Photo: the Monte Bondone, the setting of the time trial.

Stage 3: Queen stage (158 km / 3520m+)

Today we'll ride from Trento to Cortina. A stage with about 3500 meters of elevation, climbing all day with (amongst others) the Passo San Pellegrino (of that famous water) and Passo Falzarego. At breakfast I feel a lot better. The day of the time trial felt like a rest day. Let's see how the legs are today! After a long quiet start it's clear; the top of the classification doesn't feel like attacking. Also the number 1 and 2 don't want to ride on the front for a second when someone does try to attack.

Photo: the complete field has been torn apart.

The rest of the leading group then also doesn't ride so this offers opportunities! About 30km from the finish Alex (3) smells his chance and attacks and I follow as the only one. The two of us ride head over head over the first 10 reasonably flat kilometers and then start the 20 km long Falzarego with the finish on top. The race direction tells us that we have a gap of more than 5 minutes on the chasers with number 1 and 2. This motivates me! We keep on riding although I notice that on the steep parts Alex is better than me. We ride together until the finish and we cross the finish line as 1 and 2, what a great day! For Alex and me it wasn't enough time to move up in the classification, but it was a nice experience.

Photo: it doesn't get much prettier.

Stage 5: Haute Route climax (117 km / 3532m+)

When the alarm goes off, I feel a kind of euphoria: the finish is in sight and it has gone splendidly. Only 4 passos left today, including the dreaded Tre Cime de Lavaredo. At the first climb of the Falzarego (other side than yesterday) the peloton remains calm and only in the last 3 kilometers it falls apart. The timed descent is fast, even so fast that I later grab a KOM on Strava. The number 2 in the classification makes a slip but fortunately remains unharmed and can continue his way. I ride in third position towards the climb of the Passo Giau. On this climb I finally finish as 4th, I like it but I didn't want to blow myself up thinking about what's going to happen next.

Photo: with a big group through the valley.

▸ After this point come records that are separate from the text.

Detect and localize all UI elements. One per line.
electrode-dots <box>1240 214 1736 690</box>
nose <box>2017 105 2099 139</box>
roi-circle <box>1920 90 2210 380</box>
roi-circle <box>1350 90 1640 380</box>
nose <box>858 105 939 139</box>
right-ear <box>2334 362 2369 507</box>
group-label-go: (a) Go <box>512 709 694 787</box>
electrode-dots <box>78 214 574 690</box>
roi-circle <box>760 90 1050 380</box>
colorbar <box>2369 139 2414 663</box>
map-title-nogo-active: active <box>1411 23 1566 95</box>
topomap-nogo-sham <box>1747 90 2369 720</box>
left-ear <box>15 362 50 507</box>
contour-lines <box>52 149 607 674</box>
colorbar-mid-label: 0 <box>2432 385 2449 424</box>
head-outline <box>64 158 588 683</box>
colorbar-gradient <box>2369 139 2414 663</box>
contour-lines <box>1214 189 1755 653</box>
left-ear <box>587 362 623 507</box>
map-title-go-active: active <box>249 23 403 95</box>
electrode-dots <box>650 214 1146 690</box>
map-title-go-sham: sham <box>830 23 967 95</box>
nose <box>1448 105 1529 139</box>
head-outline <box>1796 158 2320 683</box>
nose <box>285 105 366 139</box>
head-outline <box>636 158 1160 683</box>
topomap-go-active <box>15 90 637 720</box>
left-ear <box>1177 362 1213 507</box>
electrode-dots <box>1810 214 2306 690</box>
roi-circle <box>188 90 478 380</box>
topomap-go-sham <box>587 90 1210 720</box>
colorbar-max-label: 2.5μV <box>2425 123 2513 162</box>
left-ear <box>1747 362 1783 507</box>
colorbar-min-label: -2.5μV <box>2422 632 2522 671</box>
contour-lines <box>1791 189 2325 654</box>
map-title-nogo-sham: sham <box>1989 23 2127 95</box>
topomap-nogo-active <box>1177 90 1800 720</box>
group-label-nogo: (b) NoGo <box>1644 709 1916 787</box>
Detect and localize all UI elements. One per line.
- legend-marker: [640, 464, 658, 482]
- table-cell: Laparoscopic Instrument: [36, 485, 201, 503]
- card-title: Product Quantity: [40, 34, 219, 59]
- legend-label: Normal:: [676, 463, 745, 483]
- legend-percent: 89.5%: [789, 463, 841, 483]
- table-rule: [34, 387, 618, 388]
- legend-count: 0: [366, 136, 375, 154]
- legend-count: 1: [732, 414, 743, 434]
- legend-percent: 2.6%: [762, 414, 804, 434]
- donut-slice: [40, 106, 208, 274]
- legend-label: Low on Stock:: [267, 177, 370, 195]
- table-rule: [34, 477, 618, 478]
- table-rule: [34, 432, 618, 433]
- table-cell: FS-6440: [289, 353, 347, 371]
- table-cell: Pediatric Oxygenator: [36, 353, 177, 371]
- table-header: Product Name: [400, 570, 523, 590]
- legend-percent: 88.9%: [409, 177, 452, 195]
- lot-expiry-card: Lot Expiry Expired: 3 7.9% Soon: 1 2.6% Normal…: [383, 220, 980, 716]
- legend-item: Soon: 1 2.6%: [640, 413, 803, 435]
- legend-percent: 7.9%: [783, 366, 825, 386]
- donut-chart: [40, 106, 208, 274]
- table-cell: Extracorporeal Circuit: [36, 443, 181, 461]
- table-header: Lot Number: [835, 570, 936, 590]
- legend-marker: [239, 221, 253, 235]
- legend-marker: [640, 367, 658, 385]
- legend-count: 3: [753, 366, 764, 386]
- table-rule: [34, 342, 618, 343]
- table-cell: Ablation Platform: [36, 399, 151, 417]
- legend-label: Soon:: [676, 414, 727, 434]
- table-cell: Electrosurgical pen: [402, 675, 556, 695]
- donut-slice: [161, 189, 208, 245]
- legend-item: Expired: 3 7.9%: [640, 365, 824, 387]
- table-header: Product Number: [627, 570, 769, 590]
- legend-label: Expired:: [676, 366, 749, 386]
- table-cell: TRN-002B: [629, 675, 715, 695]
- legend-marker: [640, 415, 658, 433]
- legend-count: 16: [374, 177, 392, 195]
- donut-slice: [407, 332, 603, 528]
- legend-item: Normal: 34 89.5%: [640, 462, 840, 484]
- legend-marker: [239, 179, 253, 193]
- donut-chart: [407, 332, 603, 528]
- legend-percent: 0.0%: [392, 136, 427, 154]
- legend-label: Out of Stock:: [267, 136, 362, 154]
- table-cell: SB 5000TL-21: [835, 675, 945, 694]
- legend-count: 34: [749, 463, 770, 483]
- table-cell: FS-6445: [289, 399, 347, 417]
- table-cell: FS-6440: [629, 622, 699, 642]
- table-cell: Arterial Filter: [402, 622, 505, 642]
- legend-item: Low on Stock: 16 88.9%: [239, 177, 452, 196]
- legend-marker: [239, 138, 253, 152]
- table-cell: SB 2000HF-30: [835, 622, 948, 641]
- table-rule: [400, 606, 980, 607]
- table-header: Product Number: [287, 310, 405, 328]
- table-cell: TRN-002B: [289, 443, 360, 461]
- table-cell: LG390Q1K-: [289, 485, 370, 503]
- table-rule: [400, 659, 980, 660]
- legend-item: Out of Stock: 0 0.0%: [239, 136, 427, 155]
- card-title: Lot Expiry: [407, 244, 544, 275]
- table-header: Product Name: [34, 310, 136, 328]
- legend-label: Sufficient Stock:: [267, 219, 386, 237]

On the Cimabanche it stays together for a long time before the number 3 breaks away. He knows the two leaders don't want to ride the flat sections. This works and together with his teammate he gains time towards the final climb. I hesitated to catch up but my legs felt tired and the distance in the general classification was too big. My 4th place overall and 1st in my category pretty much safe today. The climb with finish atop the Tre Cime de Lavaredo is a special one. You start with only moderate gradients only to have to deal with an average 12% gradient for the last 3km with peaks in the 18% range. I had prepared for this and was able to keep my pace. What a great feeling to see that finish line crawling closer between the iconic rocks. Yes, in as 4th overall and 1st in the category!

Photo: victory in my age group!

Closing ceremony & festa

In the evening, there's a closing ceremony and dinner at the Haute Route village. Get that Prosecco flowing! The local caterer from Cortina d'Ampezzo had been given a good budget for the most beautiful meals and everyone goes all out. You can eat and drink again without considering what it will do to tomorrow's performance, quite a nice feeling after months of training. The extensive Haute Route organization team with riders, race directors, masseurs, etc. also joins in and the room is filled with about 500 people. Riders look back on epic experiences and it is super cozy. All winners are honored and a beautiful summary movie is also shown.

As category winner you win a nice package of local specialties; saves shopping for gifts for home! I look back on the best and toughest cycling week ever, what a cool experience!